L’on peut se demander si la Commission en charge de la crise du coronavirus prend toute la mesure des drames humains qui sont en train de se nouer au niveau de nos compatriote contraints à l’exil par le fait qu’on leur interdit de revenir.
De même qu’on peut se demander si le fait que le ministre en charge des Mauritaniens à l’étranger, qui ne parle que d’une seule catégorie, à savoir les malades, n’est pas carrément expéditif, les autres catégories étant ignorées, passées d’un trait par pertes et profits à l’occasion d’une brève et laconique apparition à la télévision.
Et pourtant, les malades ne sont pas la majorité.
D’ailleurs la question du retour des malades encore sous traitement ne se pose réellement pas, étant donné qu’ils sont allés chercher des soins médicaux non disponibles ici. Pour ces malades, la solution consistant à les aider matériellement est adaptée à leur situation. Mais pour une partie seulement des malades encore sous traitement. Car il n’y a pas que le Sénégal, la Tunisie et le Maroc. Et il n’y a pas que les malades évacués par la Cnam ou le Ministère des Affaires sociales.
Et maintenant, quid de tous les autres ? Ceux qui suivent des traitements dans d’autres pays, ceux qui ont achevé leurs soins, ceux qui étaient à l’étranger pour des raisons professionnelles, ceux qui se sont trouvés bloqués en transit sur le chemin du retour, les étudiants privés de campus, et enfin ceux qui étaient à l’étranger pour de multiples autres raisons, et ils représentent le plus gros, souvent des familles entières.
A part donc ceux qui étaient en mission (fonctionnaires, hommes d’affaires etc.) dont la situation économique n’inquiète pas étant donné qu’ils perçoivent très probablement des frais de mission leur permettant de couvrir les frais de leur séjour, il reste donc tous les autres.
Et ils représentent la majorité.
Ces citoyens que le gouvernement ignore dans ses plans, et abandonne à leur propre sort. Au nom d’une prétendue protection de l’espace national. Discutable. Discutable, parce que lorsqu’on lit que des infiltrés seraient parvenus jusqu’à Nouakchott en provenance du Sénégal, et même du Mali, on peut imaginer les dégâts.
Alors que le fait d’organiser le rapatriement de ces citoyens, en les soumettant à quarantaine, offre tous les gages de sécurité.
Et ce faisant, l’Etat, les Ministres, le Gouvernement n’auront fait qu’accomplir leur devoir et remplir leurs obligations constitutionnelles vis-à-vis de leurs citoyens : parce que l’Etat a exactement la même responsabilité vis-à-vis des populations du pays, qu’il doit protéger, que vis-à-vis de tout citoyen qui se trouve hors des frontières, quel qu’en soit la raison et la cause.
Et c’est à cette valeur portée à tout citoyen, ici ou ailleurs, qu’on reconnait le sens de responsabilité des dirigeants, et la grandeur d’une nation.
Quant à la question de développement de la pandémie autour de nous, là aussi il faut faire preuve de discernement.
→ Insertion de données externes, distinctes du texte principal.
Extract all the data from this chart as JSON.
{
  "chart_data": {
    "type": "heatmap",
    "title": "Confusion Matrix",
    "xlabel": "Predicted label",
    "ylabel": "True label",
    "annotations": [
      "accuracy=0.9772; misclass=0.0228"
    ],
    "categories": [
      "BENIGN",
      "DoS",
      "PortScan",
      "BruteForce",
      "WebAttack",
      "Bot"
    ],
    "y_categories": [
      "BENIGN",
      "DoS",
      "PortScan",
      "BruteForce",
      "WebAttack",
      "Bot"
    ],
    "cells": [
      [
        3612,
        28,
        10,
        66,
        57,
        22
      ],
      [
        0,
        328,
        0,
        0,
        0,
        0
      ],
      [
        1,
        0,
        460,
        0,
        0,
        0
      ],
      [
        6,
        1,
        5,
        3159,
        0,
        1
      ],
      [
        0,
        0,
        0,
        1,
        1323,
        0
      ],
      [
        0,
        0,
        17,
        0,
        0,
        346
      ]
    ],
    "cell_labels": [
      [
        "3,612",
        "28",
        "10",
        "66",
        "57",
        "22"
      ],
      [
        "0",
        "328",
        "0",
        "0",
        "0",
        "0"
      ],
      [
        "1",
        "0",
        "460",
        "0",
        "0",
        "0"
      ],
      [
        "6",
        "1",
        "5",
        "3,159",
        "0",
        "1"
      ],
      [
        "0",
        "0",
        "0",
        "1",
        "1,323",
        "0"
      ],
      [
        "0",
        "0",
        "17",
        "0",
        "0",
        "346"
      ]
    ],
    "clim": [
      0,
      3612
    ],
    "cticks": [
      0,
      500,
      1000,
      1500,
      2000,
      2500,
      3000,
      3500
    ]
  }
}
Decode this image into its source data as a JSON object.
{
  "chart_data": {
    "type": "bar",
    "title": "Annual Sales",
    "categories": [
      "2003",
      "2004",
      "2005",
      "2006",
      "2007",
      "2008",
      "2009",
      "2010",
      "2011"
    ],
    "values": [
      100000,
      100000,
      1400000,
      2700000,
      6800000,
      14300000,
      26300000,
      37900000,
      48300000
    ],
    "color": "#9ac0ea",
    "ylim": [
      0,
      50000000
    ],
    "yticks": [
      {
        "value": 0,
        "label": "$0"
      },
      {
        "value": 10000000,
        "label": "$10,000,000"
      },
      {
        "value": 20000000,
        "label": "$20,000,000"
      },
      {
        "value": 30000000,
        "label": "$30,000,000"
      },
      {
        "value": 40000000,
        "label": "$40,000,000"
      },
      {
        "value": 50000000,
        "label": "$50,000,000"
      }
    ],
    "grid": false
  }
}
Car si dans certains pays la courbe est encore ascendante, d’autres sont en phase de dé-confinement, et on peut objectivement organiser l’ordre des rapatriements sur la base de ce critère.
Mais il faut agir, s’employer réellement à résoudre cette situation.
Car l’attentisme est ici dangereux, la situation de ces citoyens se dégrade rapidement, au rythme du tarissement de leurs ressources, et de celles et ceux qui pouvaient encore les aider…et c’est là que de véritables drames humains sont en train de se nouer.